Program itu digulirkan untuk mewujudkan target swasembada beras yang dicanangkan pemerintah Presiden Joko Widodo. Guna mewujudkan target swasembada secepat-cepatnya, pemerintah getol membangun waduk, memperbaiki irigasi, dan memperbanyak area persawahan di berbagai daerah. Jokowi menunjuk Menteri Pertanian Amran Sulaiman sebagai penanggung jawab utama.
Menteri Amran kemudian menggandeng TNI Angkatan Darat untuk mewujudkan impian itu. Menteri Pertanian dan Kepala Staf Angkatan Darat Jenderal Gatot Nurmantyo telah meneken nota kesepahaman (memorandum of understanding) pada 8 Januari 2015. Tapi kesepakatan yang dijadikan dasar hukum keterlibatan TNI AD dalam program ini tidak cukup kuat.

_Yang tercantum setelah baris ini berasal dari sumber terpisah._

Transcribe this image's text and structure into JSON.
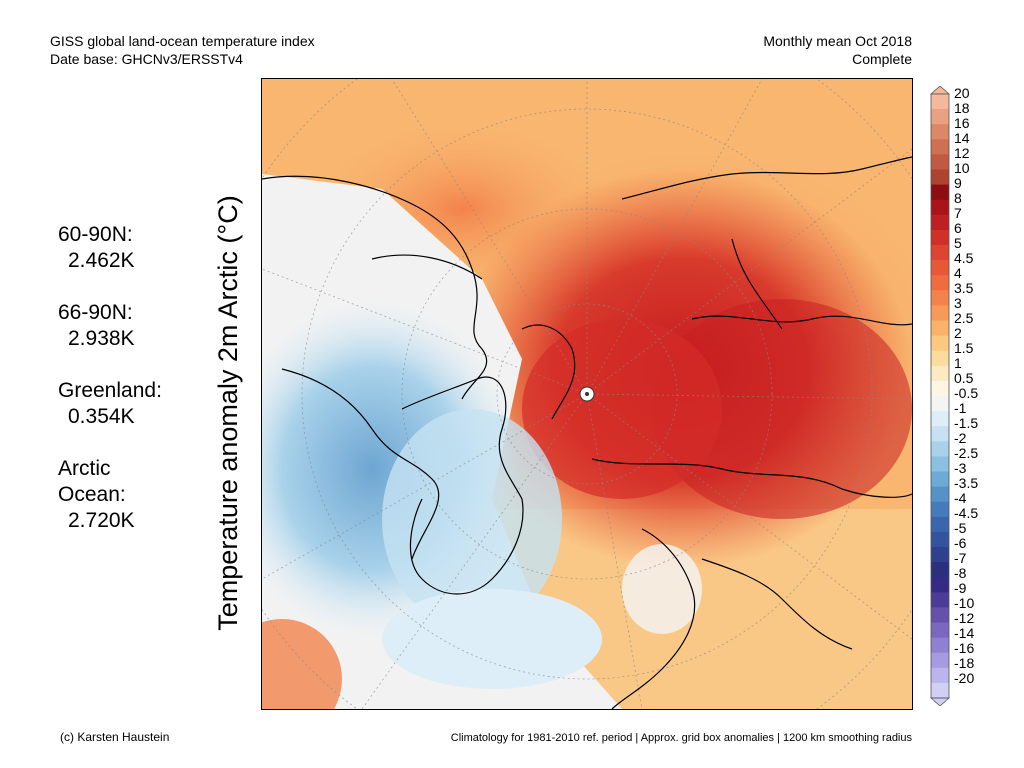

Sesuai dengan Undang-Undang Nomor 34 Tahun 2004 tentang TNI, semua urusan tentara di luar tugas pokoknya sebagai alat keamanan negara harus melalui keputusan presiden sebagai kepala negara. Sejak program ini bergulir, Presiden Jokowi belum pernah mengeluarkan surat keputusan apa pun soal pelibatan TNI AD dalam program bantuan produksi pangan ini.
Peran TNI dalam program itu semakin tidak wajar karena tentara terlibat terlalu jauh. TNI, misalnya, ikut melakukan penyuluhan, pembangunan infrastruktur, pencetakan sawah, pendistribusian alat mesin pertanian, dan penyerapan produksi. Padahal tentara tidak memiliki kompetensi di bidang itu. TNI seharusnya menghindari peran dalam program pemerintah yang tidak ada hubungannya dengan keamanan dan pertahanan negara.

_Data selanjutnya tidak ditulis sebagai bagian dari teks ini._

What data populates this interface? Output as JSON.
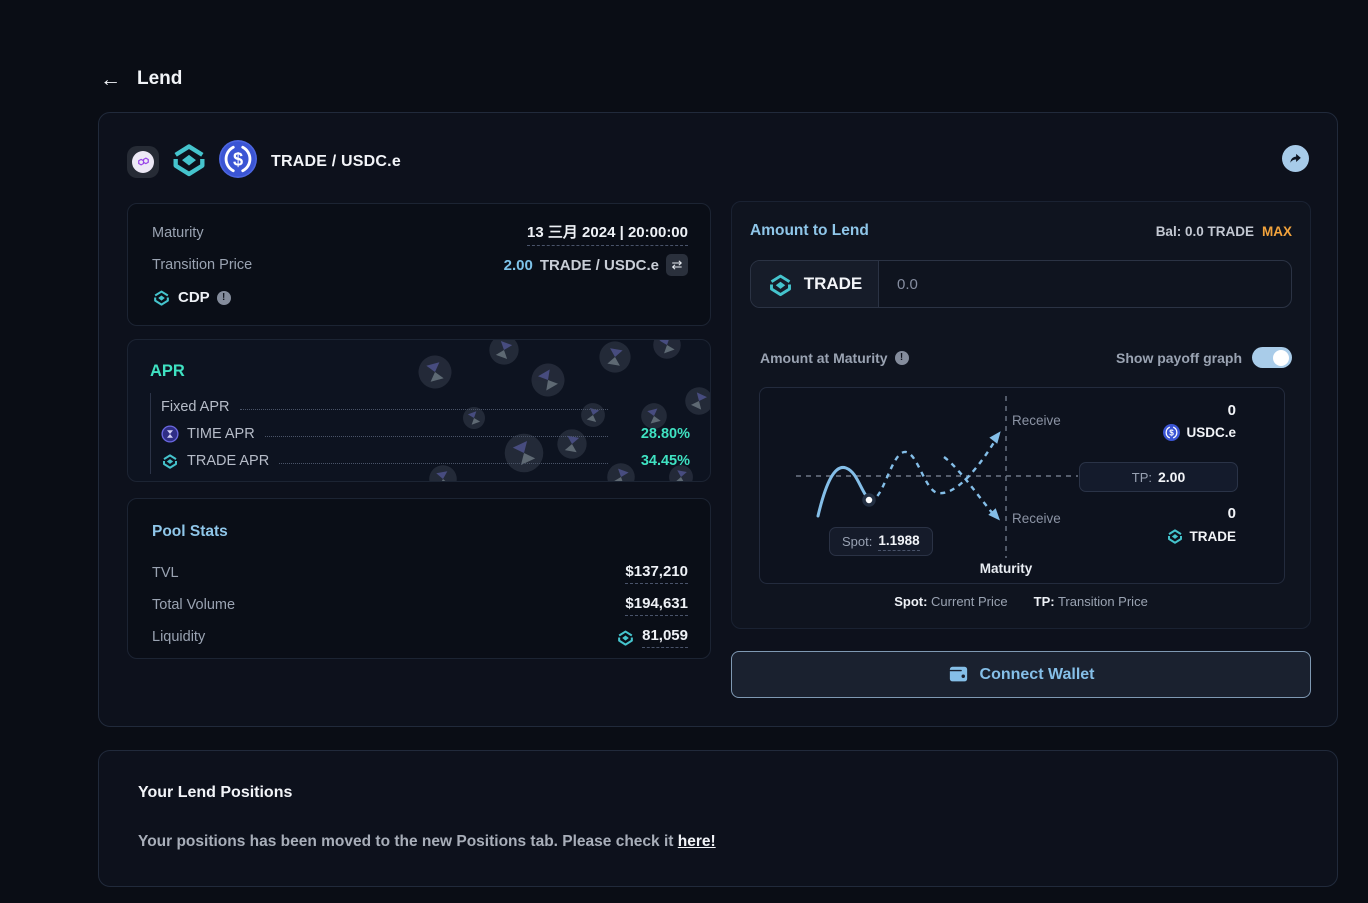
{
  "page": {
    "back_label": "Lend"
  },
  "pool_header": {
    "title": "TRADE / USDC.e"
  },
  "details": {
    "maturity_label": "Maturity",
    "maturity_value": "13 三月 2024 | 20:00:00",
    "transition_price_label": "Transition Price",
    "transition_price_value": "2.00",
    "transition_price_pair": "TRADE / USDC.e",
    "swap_glyph": "⇄",
    "cdp_label": "CDP"
  },
  "apr": {
    "title": "APR",
    "rows": [
      {
        "label": "Fixed APR",
        "value": ""
      },
      {
        "label": "TIME APR",
        "value": "28.80%"
      },
      {
        "label": "TRADE APR",
        "value": "34.45%"
      }
    ]
  },
  "pool_stats": {
    "title": "Pool Stats",
    "rows": [
      {
        "label": "TVL",
        "value": "$137,210"
      },
      {
        "label": "Total Volume",
        "value": "$194,631"
      },
      {
        "label": "Liquidity",
        "value": "81,059"
      }
    ]
  },
  "lend": {
    "title": "Amount to Lend",
    "balance_label": "Bal:",
    "balance_value": "0.0 TRADE",
    "max_label": "MAX",
    "token": "TRADE",
    "amount_placeholder": "0.0",
    "amount_at_maturity_label": "Amount at Maturity",
    "show_payoff_label": "Show payoff graph",
    "toggle_on": true
  },
  "graph": {
    "receive_upper_label": "Receive",
    "receive_upper_amount": "0",
    "receive_upper_token": "USDC.e",
    "receive_lower_label": "Receive",
    "receive_lower_amount": "0",
    "receive_lower_token": "TRADE",
    "tp_label": "TP:",
    "tp_value": "2.00",
    "spot_label": "Spot:",
    "spot_value": "1.1988",
    "x_axis_label": "Maturity",
    "legend": [
      {
        "term": "Spot:",
        "desc": "Current Price"
      },
      {
        "term": "TP:",
        "desc": "Transition Price"
      }
    ]
  },
  "wallet": {
    "connect_label": "Connect Wallet"
  },
  "positions": {
    "title": "Your Lend Positions",
    "message": "Your positions has been moved to the new Positions tab. Please check it ",
    "link_label": "here!"
  },
  "colors": {
    "accent_teal": "#3fe2c2",
    "trade_teal": "#45c4cd",
    "heading_blue": "#8fc6e9",
    "curve_blue": "#84bee8",
    "max_orange": "#f2a33c",
    "usdc_blue": "#2775ca",
    "polygon_purple": "#9945e8",
    "background": "#0a0d15"
  }
}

Keterlibatan TNI juga menimbulkan banyak keluhan di masyarakat. Ada yang terintimidasi karena harus menggandeng TNI sejak membuka lahan dan mengharuskan padi sebagai komoditas yang akan ditanam. Hal itu tentu saja merusak kearifan lokal. Di Sumatera Barat, contohnya, petani membuka lahan tidak selalu untuk menanam padi. Kadang-kadang mereka memilih menanam komoditas lain yang ketika itu harga jualnya lebih tinggi.
Ada juga asosiasi petani yang melapor ke anggota Dewan Perwakilan Rakyat karena dipaksa menjual hasil panen ke Bulog. Pemaksaan itu melanggar hak dan kebebasan petani untuk meningkatkan taraf hidupnya, antara lain dengan bebas menjual hasil panennya ke siapa pun. Keleluasaan petani jelas dijamin oleh Undang-Undang Nomor 19 Tahun 2013 tentang Perlindungan dan Pemberdayaan Petani.
Kementerian Pertanian harus segera menghentikan keterlibatan TNI dalam program swasembada pangan. Kunci sukses program ini adalah memberdayakan para petani dengan ilmu dan teknologi, bukan mengundang peran TNI. Pemerintah harus memberi kepercayaan besar kepada petani itu sendiri.